Pfiffe und Revolutions-Protest Irans Trainer regt sich über eigene Fans auf
22.11.2022, 11:41 Uhr
Queiroz konzentrierte sich zeitweise nicht aufs Spiel.
(Foto: AP)
Die iranischen Fußball-Nationalspieler setzen bei der WM in Katar ein Zeichen, sie solidarisieren sich mit den Frauen in ihrer Heimat. Mut beweisen auch einige Fans, Frauen mit offenen Haaren oder Fans mit der alten, persischen Flagge sind zu sehen. Doch der Protest passt dem Nationaltrainer gar nicht.
Irans Nationaltrainer Carlos Queiroz hat Teile der Fans nach der 2:6-Niederlage gegen England zum WM-Start kritisiert. "Wenn die Fans uns nicht unterstützen, sollen sie zu Hause bleiben", sagte der Coach in Al-Rajjan. Queiroz hatte in den Schlussminuten des WM-Auftaktspiels immer wieder wie wild mit den Armen gerudert und die Fans dazu aufgefordert, mehr Stimmung zu machen. Zeitweise hatte der 69-Jährige das Geschehen auf dem Rasen aus den Augen verloren, weil er sich so mit den Anhängern beschäftigte.
Auf den Rängen hatten einige iranische Frauen Tränen in den Augen, in einen lauten Aufschrei mischten sich aber auch Pfiffe. Queiroz missfiel das, seine Spieler könnten sich auf der "höchsten Bühne nicht nur auf Fußball konzentrieren. Es gibt Leute, die unser Team stören wollen, mit Themen, die außerhalb des Fußballs liegen", so der Portugiese. Seine Spieler würden nur ihrem "Traum" nachgehen, "Legenden aus ihrem Land zu folgen", erzählte Queiroz. Deshalb sei er "sehr stolz", wie seine Elf trotz aller Umstände gegen England "gefightet" habe und sich mit zwei Ehrentoren "belohnt" habe.

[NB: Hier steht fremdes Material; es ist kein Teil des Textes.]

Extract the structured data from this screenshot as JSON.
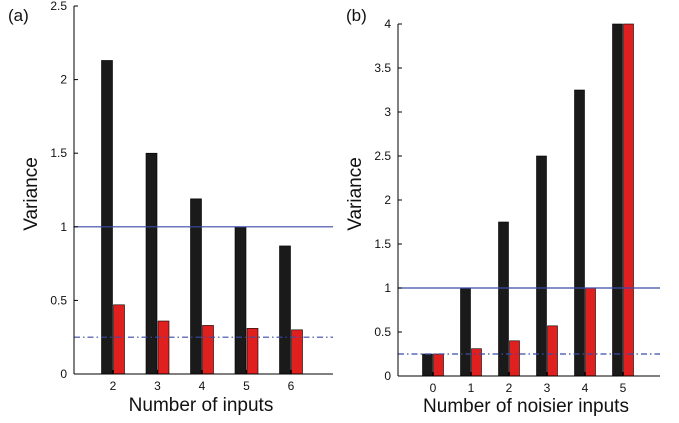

Politische Debatten umgeben das Team um Doppel-Torschütze Mehdi Taremi. Der Tod der 22-jährigen Mahsa Amini im Polizeigewahrsam hatte diese ausgelöst, der Sicherheitsapparat reagierte mit äußerster Härte. Das Entsetzen über die vielen getöteten Demonstranten ist groß. "Jeder weiß, dass es brisante Umstände im Umfeld meiner Spieler gibt. Es ist nicht die beste Umgebung bei so einem Turnier", sagte Queiroz. Er forderte dazu auf, die Spieler, die er "meine Kids" nennt, in Ruhe Fußball spielen zu lassen. "Sie wollen einfach für ihr Land Fußball spielen, wie es alle anderen Spieler auch können. Es ist nicht korrekt, sie Dinge zu fragen, für die sie nichts können. Sie sind hier, um den Leuten in der Heimat Stolz und Freude zu geben", sagte er an die Journalisten gerichtet.
Für Sport auf höchstem Niveau habe sein Team derzeit "nicht das beste Umfeld", führte er aus: "Dinge, die geändert werden sollten, sind nicht unter unserer Kontrolle. Wir können uns nur auf die fußballerische Leistung konzentrieren. Andere Themen liegen nicht in unserer Hand." Seine Spieler hatten vor dem Auftaktspiel gegen England (2:6) die Proteste im eigenen Land unterstützt, indem sie bei der Nationalhymne demonstrativ schwiegen.
Eine Vorentscheidung in Sachen Weiterkommen sieht der Trainer nach der klaren Niederlage noch nicht. "Wir gewinnen oder lernen. Wir hatten das Privileg, viel zu lernen. Jetzt sind wir für die nächsten Spiele gegen Wales und die USA bestens vorbereitet. Für uns ist weiter alles offen, wir können nach wie vor sechs Punkte in der Gruppe holen", sagte Queiroz. Nächster Gegner sind am Freitag (11 Uhr im ntv.de-Liveticker) die USA.